Research Paper Volume 13, Issue 10 pp 13822—13845
Development and validation of epithelial mesenchymal transition-related prognostic model for hepatocellular carcinoma
- 1 Public Research Platform, Department of Radiation Oncology, Taizhou Hospital of Zhejiang Province affiliated to Wenzhou Medical University, Linhai 317000, Zhejiang Province, China
- 2 School of Biological Science and Medical Engineering, Beihang University, Beijing 100191, China
- 3 Central Laboratory, Taizhou Hospital of Zhejiang Province affiliated to Wenzhou Medical University, Linhai 317000, Zhejiang Province, China
- 4 Department of Radiation Oncology, Taizhou Hospital of Zhejiang Province affiliated to Wenzhou Medical University, Linhai 317000, Zhejiang Province, China
- 5 Department of Infectious Disease, Taizhou Hospital of Zhejiang Province affiliated to Wenzhou Medical University, Linhai 317000, Zhejiang Province, China
Received: November 28, 2020 Accepted: March 27, 2021 Published: April 30, 2021https://doi.org/10.18632/aging.202976
How to Cite
Copyright: © 2021 Wang et al. This is an open access article distributed under the terms of the Creative Commons Attribution License (CC BY 3.0), which permits unrestricted use, distribution, and reproduction in any medium, provided the original author and source are credited.
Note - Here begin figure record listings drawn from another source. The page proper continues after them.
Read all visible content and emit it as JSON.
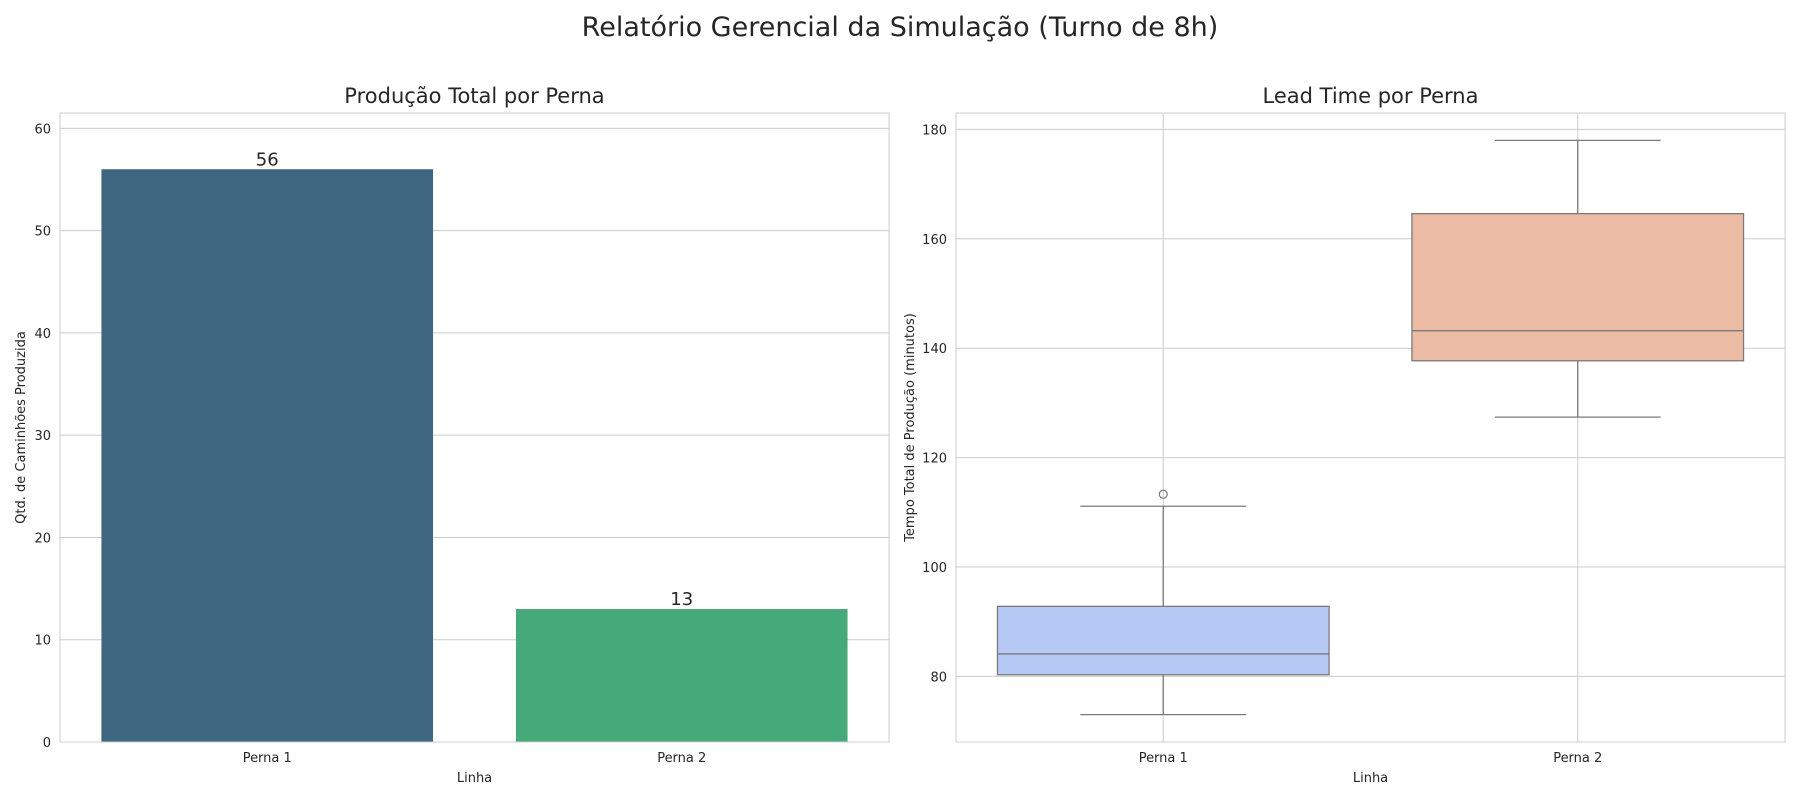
{
  "figure": {
    "suptitle": "Relatório Gerencial da Simulação (Turno de 8h)"
  },
  "chart_data": [
    {
      "type": "bar",
      "title": "Produção Total por Perna",
      "xlabel": "Linha",
      "ylabel": "Qtd. de Caminhões Produzida",
      "categories": [
        "Perna 1",
        "Perna 2"
      ],
      "values": [
        56,
        13
      ],
      "data_labels": [
        "56",
        "13"
      ],
      "colors": [
        "#3e6680",
        "#46a97a"
      ],
      "ylim": [
        0,
        61.5
      ],
      "yticks": [
        0,
        10,
        20,
        30,
        40,
        50,
        60
      ],
      "grid": "y"
    },
    {
      "type": "box",
      "title": "Lead Time por Perna",
      "xlabel": "Linha",
      "ylabel": "Tempo Total de Produção (minutos)",
      "categories": [
        "Perna 1",
        "Perna 2"
      ],
      "boxes": [
        {
          "category": "Perna 1",
          "whisker_low": 73,
          "q1": 80.3,
          "median": 84.1,
          "q3": 92.8,
          "whisker_high": 111.1,
          "outliers": [
            113.3
          ],
          "color": "#b5c9f4"
        },
        {
          "category": "Perna 2",
          "whisker_low": 127.4,
          "q1": 137.7,
          "median": 143.2,
          "q3": 164.6,
          "whisker_high": 178,
          "outliers": [],
          "color": "#ecbba3"
        }
      ],
      "ylim": [
        68,
        183
      ],
      "yticks": [
        80,
        100,
        120,
        140,
        160,
        180
      ],
      "grid": "both"
    }
  ]
}
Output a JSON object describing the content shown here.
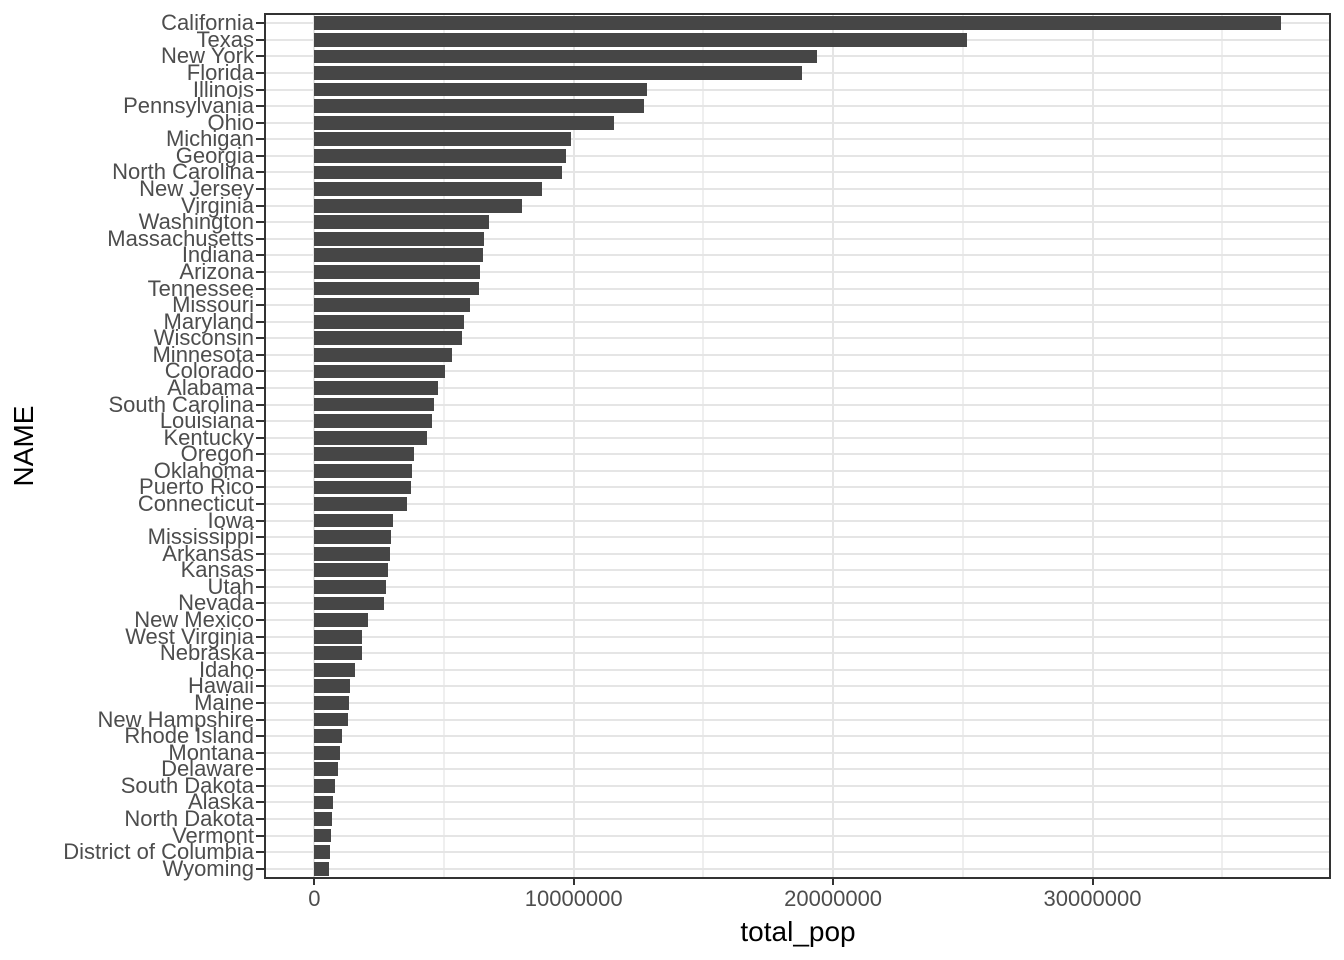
{
  "chart_data": {
    "type": "bar",
    "orientation": "horizontal",
    "title": "",
    "xlabel": "total_pop",
    "ylabel": "NAME",
    "legend": "none",
    "grid": true,
    "bar_color": "#464646",
    "grid_major_color": "#e5e5e5",
    "grid_minor_color": "#efefef",
    "panel_border_color": "#333333",
    "axis_text_color": "#4d4d4d",
    "axis_title_color": "#000000",
    "xlim": [
      0,
      37253956
    ],
    "expand_frac": 0.05,
    "x_ticks": {
      "values": [
        0,
        10000000,
        20000000,
        30000000
      ],
      "labels": [
        "0",
        "10000000",
        "20000000",
        "30000000"
      ]
    },
    "x_minor_ticks": [
      5000000,
      15000000,
      25000000,
      35000000
    ],
    "categories": [
      "California",
      "Texas",
      "New York",
      "Florida",
      "Illinois",
      "Pennsylvania",
      "Ohio",
      "Michigan",
      "Georgia",
      "North Carolina",
      "New Jersey",
      "Virginia",
      "Washington",
      "Massachusetts",
      "Indiana",
      "Arizona",
      "Tennessee",
      "Missouri",
      "Maryland",
      "Wisconsin",
      "Minnesota",
      "Colorado",
      "Alabama",
      "South Carolina",
      "Louisiana",
      "Kentucky",
      "Oregon",
      "Oklahoma",
      "Puerto Rico",
      "Connecticut",
      "Iowa",
      "Mississippi",
      "Arkansas",
      "Kansas",
      "Utah",
      "Nevada",
      "New Mexico",
      "West Virginia",
      "Nebraska",
      "Idaho",
      "Hawaii",
      "Maine",
      "New Hampshire",
      "Rhode Island",
      "Montana",
      "Delaware",
      "South Dakota",
      "Alaska",
      "North Dakota",
      "Vermont",
      "District of Columbia",
      "Wyoming"
    ],
    "values": [
      37253956,
      25145561,
      19378102,
      18801310,
      12830632,
      12702379,
      11536504,
      9883640,
      9687653,
      9535483,
      8791894,
      8001024,
      6724540,
      6547629,
      6483802,
      6392017,
      6346105,
      5988927,
      5773552,
      5686986,
      5303925,
      5029196,
      4779736,
      4625364,
      4533372,
      4339367,
      3831074,
      3751351,
      3725789,
      3574097,
      3046355,
      2967297,
      2915918,
      2853118,
      2763885,
      2700551,
      2059179,
      1852994,
      1826341,
      1567582,
      1360301,
      1328361,
      1316470,
      1052567,
      989415,
      897934,
      814180,
      710231,
      672591,
      625741,
      601723,
      563626
    ]
  }
}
Epithelial cell transformation (EMT) plays an important role in the pathogenesis and metastasis of hepatocellular carcinoma (HCC). We aimed to establish a genetic risk model to evaluate HCC prognosis based on the expression levels of EMT-related genes. The data of HCC patients were collected from TCGA and ICGC databases. Gene expression differential analysis, univariate analysis, and lasso combined with stepwise Cox regression were used to construct the prognostic model. Kaplan–Meier curve, receiver operating characteristic (ROC) curve, calibration analysis, Harrell’s concordance index (C-index), and decision curve analysis (DCA) were used to evaluate the predictive ability of the risk model or nomogram. GO and KEGG were used to analyze differently expressed EMT genes, or genes that directly or indirectly interact with the risk-associated genes. A 10-gene signature, including TSC2, ACTA2, SLC2A1, PGF, MYCN, PIK3R1, EOMES, BDNF, ZNF746, and TFDP3, was identified. Kaplan–Meier survival analysis showed a significant prognostic difference between high- and low-risk groups of patients. ROC curve analysis showed that the risk score model could effectively predict the 1-, 3-, and 5-year overall survival rates of patients with HCC. The nomogram showed a stronger predictive effect than clinical indicators. C-index, DCA, and calibration analysis demonstrated that the risk score and nomogram had high accuracy. The single sample gene set enrichment analysis results confirmed significant differences in the types of infiltrating immune cells between patients in the high- and low-risk groups. This study established a new prediction model of risk gene signature for predicting prognosis in patients with HCC, and provides a new molecular tool for the clinical evaluation of HCC prognosis.